TEMPO.CO, Yogyakarta - Peneliti Universitas Gadjah Mada Yogyakarta menyebut praktek intoleransi di Daerah Istimewa Yogyakarta semakin menguat.
Kelompok intoleran mendapat panggung untuk menjalankan aksinya dan memanfaatkan momentum politik. Penolakan Camat Pajangan, Bantul, Yulius Suharta, hanya karena ia beragama Katolik menggambarkan ancaman terhadap keberagaman.
Peneliti Center for Religious dan Cultural Studies (CRCS) Universitas Gadjah Mada Yogyakarta (CRSCS), Samsul Maarif, mengatakan praktek intoleransi sangat mengkhawatirkan di daerah yang punya julukan menjunjung toleransi. Penolakan Camat Pajangan, menurut dia, berkaitan dengan serangkaian kasus intoleransi yang terjadi sebelumnya.

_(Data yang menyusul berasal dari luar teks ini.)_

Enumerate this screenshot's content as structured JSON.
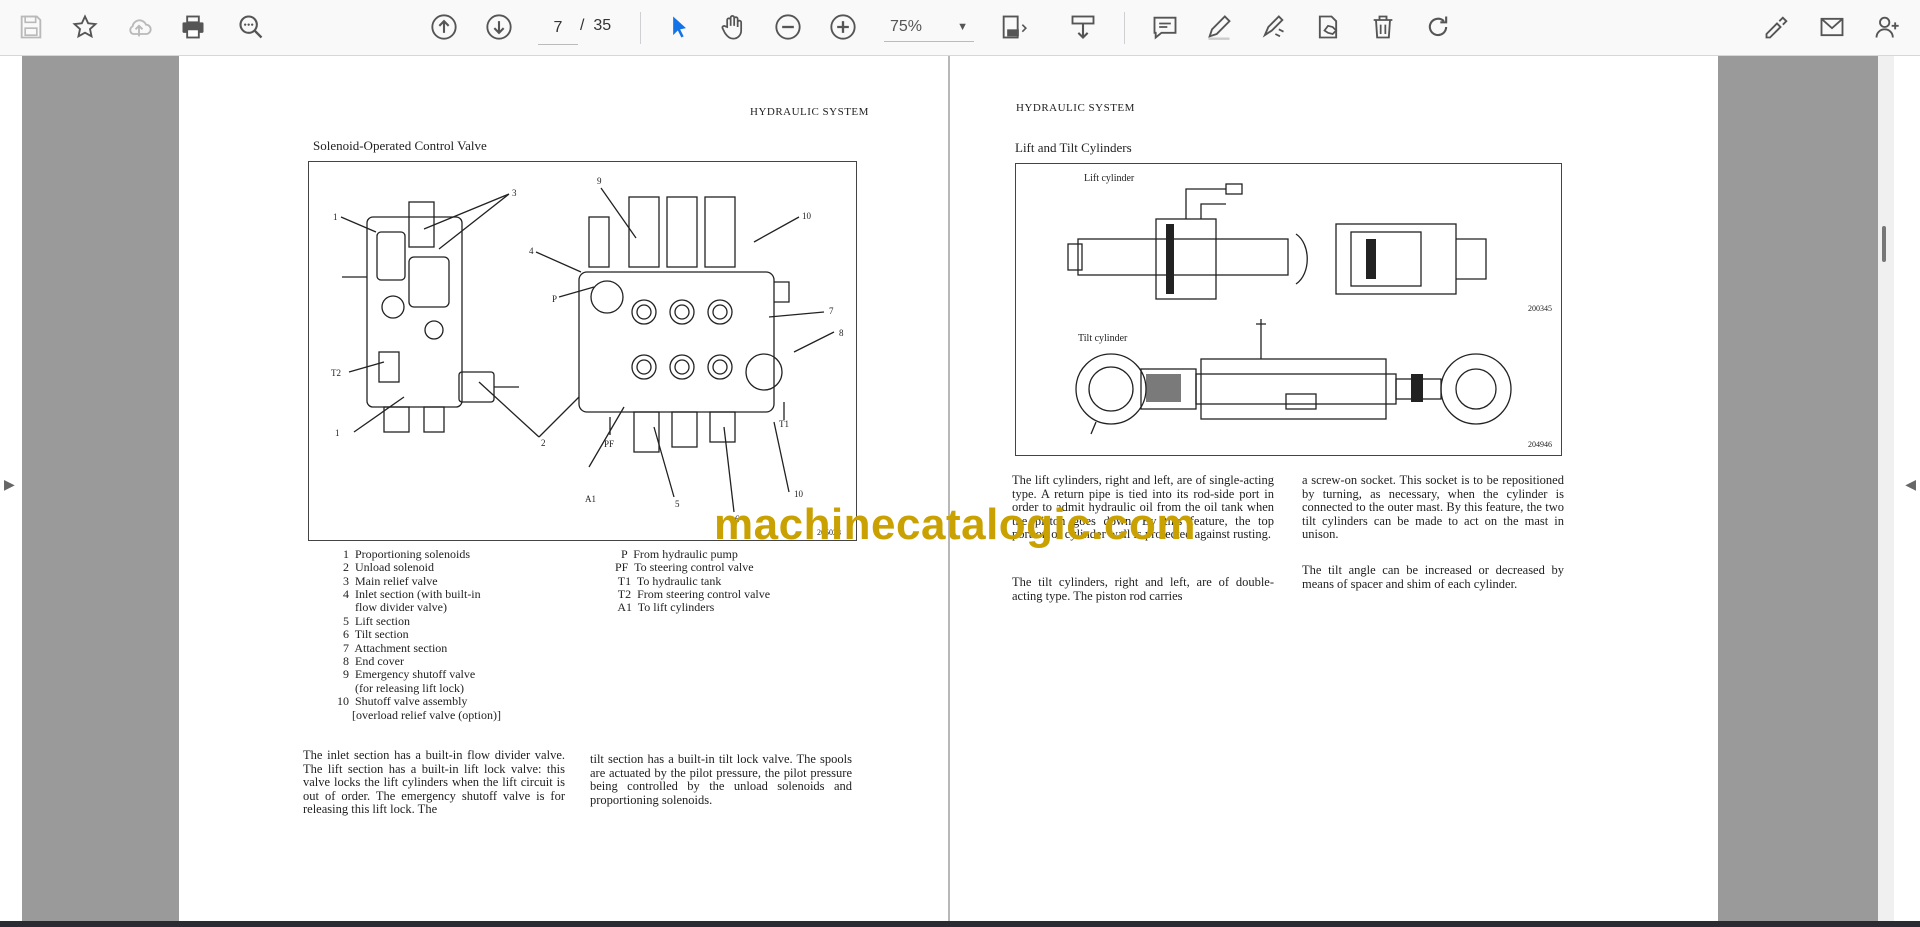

Dia mencontohkan desakan untuk mencopot baliho Universitas Kristen Duta Wacana (UKDW).
“Intoleransi menyebar, tampaknya kelompok-kelompok itu mau masuk ke semua lini,” kata Samsul kepada Tempo, Senin, 16 Januari 2017.
Samsul berpandangan bahwa kelompok intoleran semakin mendapat panggung ketika negara membiarkan mereka. Kasus Camat Pajangan berhubungan dengan momentum pemilihan kepala daerah DKI Jakarta. Banyak orang yang gamang dan merembet ke Yogyakarta.
Praktek itu cepat menyebar di Yogyakarta karena kelompok intoleran di daerah ini menampakkan eksistensinya. “Pelaku intoleransi kelompok itu-itu saja,” ujarnya.
Yogyakarta, kata Samsul, juga dikenal sebagai daerah yang menerima semua kalangan sejak era reformasi bergulir. Di daerah ini, kelompok intoleransi berkembang pesat. Ada banyak kelompok sektarian yang bermunculan. Kelompok intoleran, menurut Samsul, akan terus ada di tengah demokrasi.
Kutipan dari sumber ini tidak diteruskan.